A Direct Link to the Defendant’s Conduct — Medical opinion connecting the trauma to the diagnosis.
A Breach of Duty or Intentional Harm — Whether the conduct was careless or deliberate.
Concrete Harm — Measurable economic and non-economic harm.
Damages Available in Oklahoma Psychological Injury Cases
Compensation may include:
Therapy, counseling, and psychiatric care costs, including future expected care
Hospital-based mental health care costs
Psychiatric drug expenses
Income lost and future earning losses, if the injury impacts career
Non-economic emotional damages
Loss of enjoyment of life
Damage to personal relationships
Punitive damages in cases of extreme misconduct
Oklahoma’s Filing Deadline
Under Oklahoma law, you typically have 2 years from when the harmful event occurred to file suit (Okla. Stat. tit. 12, § 95). Since mental injuries do not always appear immediately, the discovery doctrine may toll this deadline in certain cases. The safest approach is to consult an attorney as soon as possible to safeguard your case.
How Insurers Try to Devalue Mental Injury Cases
Insurers fight these cases harder than most. Common tactics include:
Demanding access to every record of past mental health treatment to argue pre-existing conditions
Hiring opposing experts to question your treating providers
Combing through social media hoping to find anything that looks “happy”
Arguing the condition existed beforehand
Pressuring quick, lowball settlements while you are still in early treatment
We are ready for these defense plays and develops evidence that holds up against the pushback.
What Working With Us Looks Like
At McKay Law, every client benefits from a tailored, attorney-led approach. We coordinate with treating providers to establish a thorough treatment history, retain qualified experts when needed, and build each file for the courtroom from the start, which strengthens our settlement position.
Common Questions
Q: Can I file a claim for psychological injury without any physical injury in Oklahoma?
A: It is possible, depending on the circumstances.

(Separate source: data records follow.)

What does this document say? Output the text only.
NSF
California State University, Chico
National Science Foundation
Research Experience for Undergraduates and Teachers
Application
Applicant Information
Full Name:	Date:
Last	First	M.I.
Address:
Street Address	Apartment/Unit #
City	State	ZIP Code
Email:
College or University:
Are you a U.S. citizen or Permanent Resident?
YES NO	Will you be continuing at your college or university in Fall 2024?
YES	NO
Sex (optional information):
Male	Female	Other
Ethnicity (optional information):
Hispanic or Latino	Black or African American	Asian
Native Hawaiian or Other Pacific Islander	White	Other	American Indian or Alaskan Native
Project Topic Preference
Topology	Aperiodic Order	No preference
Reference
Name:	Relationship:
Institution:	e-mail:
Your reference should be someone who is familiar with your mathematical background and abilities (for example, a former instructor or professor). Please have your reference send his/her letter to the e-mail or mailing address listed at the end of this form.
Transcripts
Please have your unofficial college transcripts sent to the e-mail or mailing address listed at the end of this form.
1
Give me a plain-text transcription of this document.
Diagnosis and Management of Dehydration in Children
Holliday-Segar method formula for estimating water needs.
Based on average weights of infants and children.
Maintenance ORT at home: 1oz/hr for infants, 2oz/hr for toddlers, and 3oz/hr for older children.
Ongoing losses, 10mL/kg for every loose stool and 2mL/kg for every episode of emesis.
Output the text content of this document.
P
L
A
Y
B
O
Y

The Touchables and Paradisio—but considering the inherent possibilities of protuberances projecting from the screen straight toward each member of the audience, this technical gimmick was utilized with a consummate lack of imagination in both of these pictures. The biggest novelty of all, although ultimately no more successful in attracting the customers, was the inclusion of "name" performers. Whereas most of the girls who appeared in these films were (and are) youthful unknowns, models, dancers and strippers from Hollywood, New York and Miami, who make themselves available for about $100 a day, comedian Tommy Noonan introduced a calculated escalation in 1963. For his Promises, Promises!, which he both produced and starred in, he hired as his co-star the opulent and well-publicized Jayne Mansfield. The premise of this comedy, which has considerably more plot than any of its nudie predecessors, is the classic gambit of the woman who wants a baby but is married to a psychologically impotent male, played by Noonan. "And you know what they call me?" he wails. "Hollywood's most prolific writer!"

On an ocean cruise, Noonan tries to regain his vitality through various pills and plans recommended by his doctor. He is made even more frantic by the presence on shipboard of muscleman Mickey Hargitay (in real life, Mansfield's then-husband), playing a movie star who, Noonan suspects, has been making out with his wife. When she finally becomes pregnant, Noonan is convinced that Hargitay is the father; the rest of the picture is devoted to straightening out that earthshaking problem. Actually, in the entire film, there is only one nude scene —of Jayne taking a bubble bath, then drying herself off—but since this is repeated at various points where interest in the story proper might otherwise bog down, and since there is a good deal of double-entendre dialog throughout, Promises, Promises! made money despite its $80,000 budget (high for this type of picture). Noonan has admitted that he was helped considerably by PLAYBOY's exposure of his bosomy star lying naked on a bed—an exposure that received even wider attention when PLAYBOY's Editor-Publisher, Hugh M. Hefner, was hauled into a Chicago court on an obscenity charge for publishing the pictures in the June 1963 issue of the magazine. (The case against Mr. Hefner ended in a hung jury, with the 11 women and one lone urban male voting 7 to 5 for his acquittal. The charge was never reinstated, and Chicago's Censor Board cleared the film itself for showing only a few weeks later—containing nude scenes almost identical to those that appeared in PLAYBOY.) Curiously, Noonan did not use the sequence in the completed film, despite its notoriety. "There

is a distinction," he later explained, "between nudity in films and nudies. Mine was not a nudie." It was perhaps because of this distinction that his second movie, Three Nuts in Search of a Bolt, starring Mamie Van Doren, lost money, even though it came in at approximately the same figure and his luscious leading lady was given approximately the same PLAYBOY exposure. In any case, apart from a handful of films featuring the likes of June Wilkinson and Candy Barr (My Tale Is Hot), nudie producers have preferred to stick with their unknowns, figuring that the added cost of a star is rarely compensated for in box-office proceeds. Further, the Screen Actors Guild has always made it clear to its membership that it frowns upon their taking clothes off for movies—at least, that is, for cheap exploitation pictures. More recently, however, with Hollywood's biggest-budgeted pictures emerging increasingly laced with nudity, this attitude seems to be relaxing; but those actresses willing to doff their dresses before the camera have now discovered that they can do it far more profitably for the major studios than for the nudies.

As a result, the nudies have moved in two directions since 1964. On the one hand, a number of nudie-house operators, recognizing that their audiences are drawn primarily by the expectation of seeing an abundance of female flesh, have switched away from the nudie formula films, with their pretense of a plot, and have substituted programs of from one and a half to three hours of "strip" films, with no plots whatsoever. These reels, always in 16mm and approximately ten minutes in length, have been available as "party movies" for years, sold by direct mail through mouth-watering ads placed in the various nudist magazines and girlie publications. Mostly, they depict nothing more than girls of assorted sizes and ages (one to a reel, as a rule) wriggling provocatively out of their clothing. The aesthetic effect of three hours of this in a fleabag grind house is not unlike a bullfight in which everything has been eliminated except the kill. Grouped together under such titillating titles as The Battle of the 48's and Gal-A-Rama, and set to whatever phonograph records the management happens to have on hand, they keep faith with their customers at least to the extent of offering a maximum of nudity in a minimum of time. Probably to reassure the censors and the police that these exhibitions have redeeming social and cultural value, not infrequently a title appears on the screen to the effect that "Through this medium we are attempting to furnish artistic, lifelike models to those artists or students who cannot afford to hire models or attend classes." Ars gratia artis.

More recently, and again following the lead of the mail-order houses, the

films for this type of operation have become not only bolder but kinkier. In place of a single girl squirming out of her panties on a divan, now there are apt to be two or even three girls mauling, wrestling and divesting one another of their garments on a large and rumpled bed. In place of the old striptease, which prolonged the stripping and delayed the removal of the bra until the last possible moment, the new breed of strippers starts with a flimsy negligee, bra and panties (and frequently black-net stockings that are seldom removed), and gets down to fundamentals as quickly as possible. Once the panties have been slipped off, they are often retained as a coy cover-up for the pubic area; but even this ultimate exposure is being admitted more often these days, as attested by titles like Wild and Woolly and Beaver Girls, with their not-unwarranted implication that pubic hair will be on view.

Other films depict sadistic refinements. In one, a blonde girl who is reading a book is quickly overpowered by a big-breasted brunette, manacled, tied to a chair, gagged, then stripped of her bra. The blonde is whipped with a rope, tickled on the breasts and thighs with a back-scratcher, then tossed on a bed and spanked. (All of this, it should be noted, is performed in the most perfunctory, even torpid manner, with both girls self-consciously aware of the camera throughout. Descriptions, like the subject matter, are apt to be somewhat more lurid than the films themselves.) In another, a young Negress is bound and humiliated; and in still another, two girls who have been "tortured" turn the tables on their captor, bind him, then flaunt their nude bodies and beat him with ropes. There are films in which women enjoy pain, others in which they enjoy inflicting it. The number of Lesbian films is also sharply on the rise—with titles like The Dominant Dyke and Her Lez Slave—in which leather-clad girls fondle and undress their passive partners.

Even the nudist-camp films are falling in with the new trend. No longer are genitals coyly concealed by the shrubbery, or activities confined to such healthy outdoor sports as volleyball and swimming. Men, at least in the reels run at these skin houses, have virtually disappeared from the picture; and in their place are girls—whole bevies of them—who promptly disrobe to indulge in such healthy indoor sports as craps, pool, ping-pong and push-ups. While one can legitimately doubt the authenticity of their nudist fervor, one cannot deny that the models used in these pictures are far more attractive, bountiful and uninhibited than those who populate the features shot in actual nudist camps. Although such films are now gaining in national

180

IIED claims can proceed without bodily harm, while NIED claims generally do. Speak with an attorney to determine the right legal theory.
Q: What does it cost to hire McKay Law for a psychological injury case?
A: No money out of pocket. Our representation is contingency-based, so we are paid only if we recover compensation.
Q: How do I prove a psychological injury is real and connected to the incident?
A: Through a combination of formal diagnosis, treatment records, expert causation testimony, and personal accounts of impact. Day-to-day documentation, witness statements, and pre-event history can be powerful.
Q: What if my psychological symptoms only appeared months after the incident?
A: Delayed onset is common with psychological injuries, particularly with PTSD and trauma-related disorders. You may still have time to file under the discovery rule, but do not wait so we can evaluate your timing.
Q: Will my mental health history be exposed if I file a claim?
A: Some past records usually become discoverable when emotional harm is part of the case, but a skilled attorney can fight to limit fishing expeditions. Protecting your private information is part of how we litigate.
Q: Who can be sued for causing psychological injury in Oklahoma?
A: Multiple parties may share responsibility. Possibilities include the person who directly caused the trauma, companies responsible for the wrongdoer, property or business owners who failed to provide reasonable security, organizations whose failures permitted the harm, and insurance carriers who must indemnify these parties.
Q: How long will my psychological injury case take in Oklahoma?
A: The timeline reflects how serious the diagnosis is, how aggressively the defense fights, how quickly the condition stabilizes for evaluation, and whether the case settles or goes to trial. Simpler cases sometimes settle in under a year, while disputed matters can take significantly longer.
Q: What is the deadline to file a psychological injury claim in Oklahoma?
A: Typically, two years from the date of the incident (Okla. Stat. tit. 12, § 95), though the discovery rule may apply when the condition manifests over time.